Nigeria Maritime Industry and lessons of COVID-19

The good thing about the rampaging Coronavirus disease, as deadly as it is, is that it has exposed the inadequacies in our system.

The pandemic has laid bare the shortcomings that have long been embedded in our most of our public institutions.

Take the health sector for instance, the rampaging disease has shown the deep-seated rot in our health system where our public hospitals, despite the humongous amount appropriated each year, are not better than consulting clinics.

Our health care system is already overwhelmed by sheer enormity of the pandemic.

Our emergency response system was also subjected to harsh reality of inadequacies, having suffered for long through irrational fire brigade approach method.

The Nigeria Maritime industry, the second biggest revenue earner for the country, is no exception.

The pandemic has exposed the failings in the documentation and cargo delivery method.

The pandemic gave away the policy inconsistencies and inadequacies in the shipping industry.

The pandemic laid bare the insincerity of purpose of government and industry administrators to develop the sector.

Just as Temisan Omatseye, the erstwhile Director-General of Nigerian Maritime Administration and Safety Agency (NIMASA)has rightly observed that COVID-19 has shown the underbelly of the maritime industry.

We are sad to watch the industry and its operators struggling to keep working during the lockdown occasioned by the pandemic.

We are amazed to see how the lives of operators are being exposed to risks as the industry is still grappling with out-dated operational procedures.

We feel scandalised as the pandemic punished us for our failure to embrace full automation of our procedural processes at the port.

Despite long years of rhetoric and preparations, government has continued to pay lips service to the full automation of port processes.

What we have is a fragmented automation system that is not fused into one coordinated method.

One lesson that sticks out like a sore thumb which the pandemic has foisted on the industry, is the need to embrace full automation, especially the documentation and cargo delivery system.
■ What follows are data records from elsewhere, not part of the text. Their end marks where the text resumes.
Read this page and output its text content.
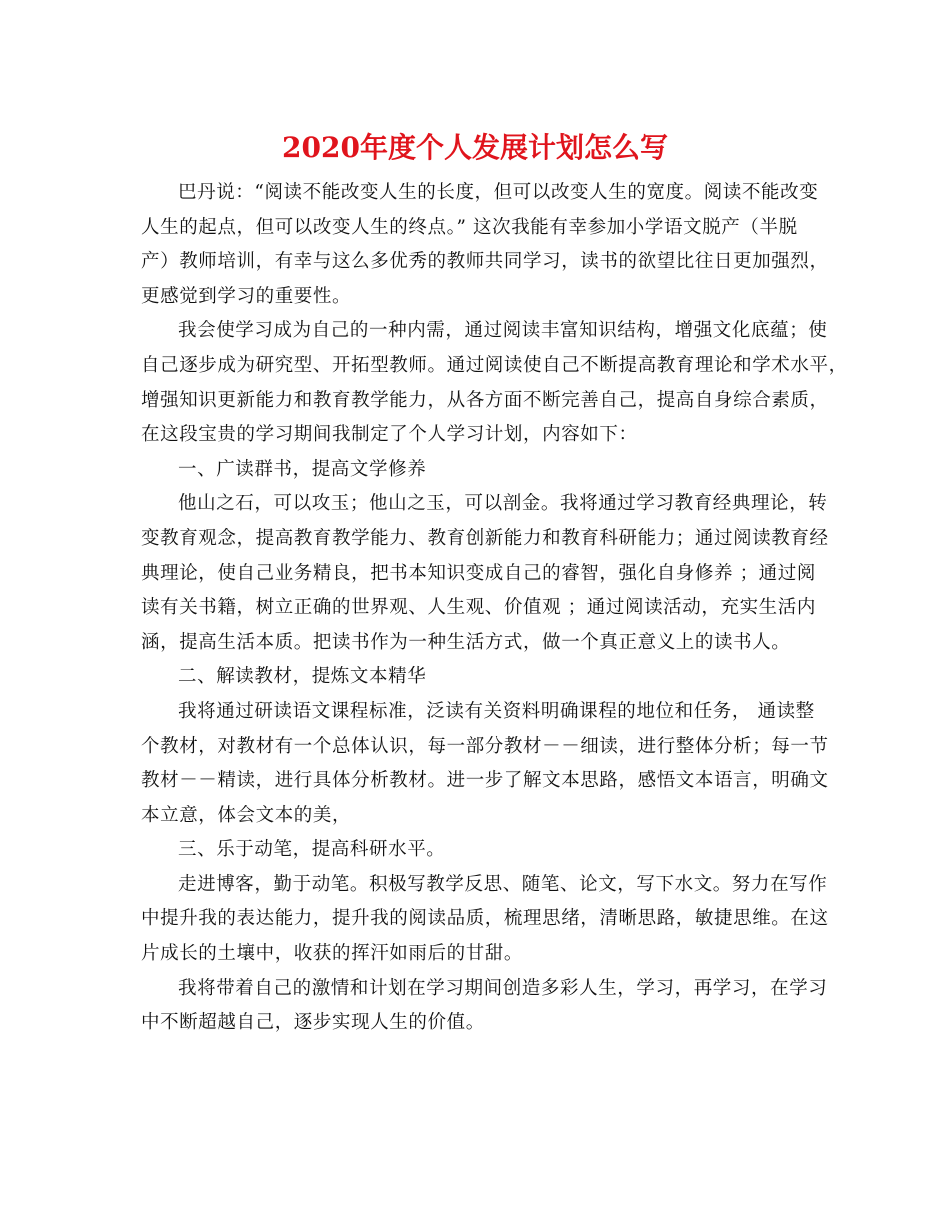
2020年度个人发展计划怎么写

巴丹说：“阅读不能改变人生的长度，但可以改变人生的宽度。阅读不能改变
人生的起点，但可以改变人生的终点。” 这次我能有幸参加小学语文脱产（半脱
产）教师培训，有幸与这么多优秀的教师共同学习，读书的欲望比往日更加强烈，
更感觉到学习的重要性。

我会使学习成为自己的一种内需，通过阅读丰富知识结构，增强文化底蕴；使
自己逐步成为研究型、开拓型教师。通过阅读使自己不断提高教育理论和学术水平，
增强知识更新能力和教育教学能力，从各方面不断完善自己，提高自身综合素质，
在这段宝贵的学习期间我制定了个人学习计划，内容如下：

一、广读群书，提高文学修养

他山之石，可以攻玉；他山之玉，可以剖金。我将通过学习教育经典理论，转
变教育观念，提高教育教学能力、教育创新能力和教育科研能力；通过阅读教育经
典理论，使自己业务精良，把书本知识变成自己的睿智，强化自身修养 ；通过阅
读有关书籍，树立正确的世界观、人生观、价值观 ；通过阅读活动，充实生活内
涵，提高生活本质。把读书作为一种生活方式，做一个真正意义上的读书人。

二、解读教材，提炼文本精华

我将通过研读语文课程标准，泛读有关资料明确课程的地位和任务， 通读整
个教材，对教材有一个总体认识，每一部分教材－－细读，进行整体分析；每一节
教材－－精读，进行具体分析教材。进一步了解文本思路，感悟文本语言，明确文
本立意，体会文本的美，

三、乐于动笔，提高科研水平。

走进博客，勤于动笔。积极写教学反思、随笔、论文，写下水文。努力在写作
中提升我的表达能力，提升我的阅读品质，梳理思绪，清晰思路，敏捷思维。在这
片成长的土壤中，收获的挥汗如雨后的甘甜。

我将带着自己的激情和计划在学习期间创造多彩人生，学习，再学习，在学习
中不断超越自己，逐步实现人生的价值。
The failure of our port administrators to implement the much talked- about Single Window project in the industry has come to fore during the pandemic.

The single window project is a single platform that integrates all the players in the system on a single platform where information can be shared.
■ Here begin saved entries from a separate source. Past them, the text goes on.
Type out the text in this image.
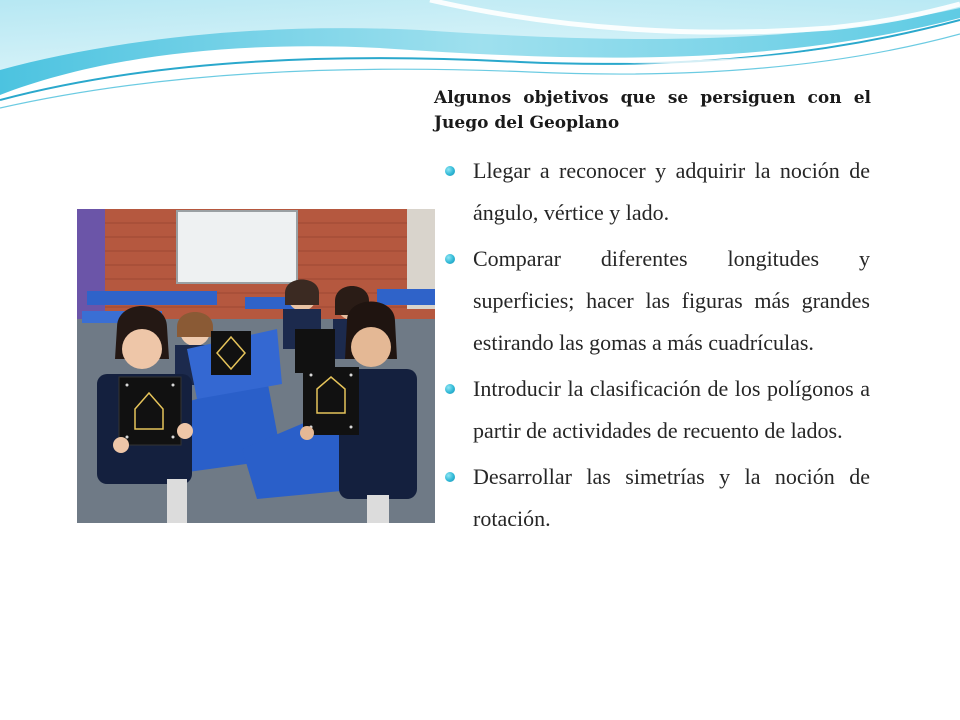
Algunos objetivos que se persiguen con el Juego del Geoplano

Llegar a reconocer y adquirir la noción de ángulo, vértice y lado.
Comparar diferentes longitudes y superficies; hacer las figuras más grandes estirando las gomas a más cuadrículas.
Introducir la clasificación de los polígonos a partir de actividades de recuento de lados.
Desarrollar las simetrías y la noción de rotación.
As such, in documentation and cargo delivery method, the system will integrate freight forwarders, shipping companies, terminals operators, customs and importers on a single platform that will aid quick and seamless cargo documentation and delivery system.

It eliminates human contacts in the cargo delivery method.

Also, the industry single window project is intended to integrate the operations of all the government agencies such as NPA, NIMASA, Nigerian Shippers’ Council, Nigeria Customs and other players of the industry.

However, despite the advantages of the project, its implementation has consistently been frustrated by greed and corruption among the port administrators.

A fully operational single window project would have made the port operations to continue full blast during this lockdown without challenges as it is presently.

There wouldn’t have been any need for freight forwarders to be physically present at the port before they ply their trade.

The Nigerian Shippers’ Council could have utilised elsewhere the resources it now deployed to making sure Customs brokers get to the ports during the lockdown.

If Nigeria Customs Service had embraced scanning system, there wouldn’t have been any need for physical examination of cargo.

If the banks, terminal operators, shipping companies, Customs have all been integrated on the same single window platform, importers and their agents wouldn’t have had any need to physically go to the ports for documentation and delivery processes.

All these procedures would have been carried out in the comfort of their rooms.

What we currently have in the industry is a fragmented automation system which is not harmonised into a single-window portal.

It is an individualist approach to automation when the operations of each of the operators such as the Customs, NPA, NIMASA and Shippers’ Council are automated but without fully integrated with one another.

Until this is done, the industry will continue to experience the avoidable challenges as we are currently witnessing during the COVID-19 lockdown when the port industry is not working to its optimum capacity and efficiency.

The time is now when all loopholes must be plugged to move Nigeria Maritime Industry forward and take its pride of place in the comity of maritime nations.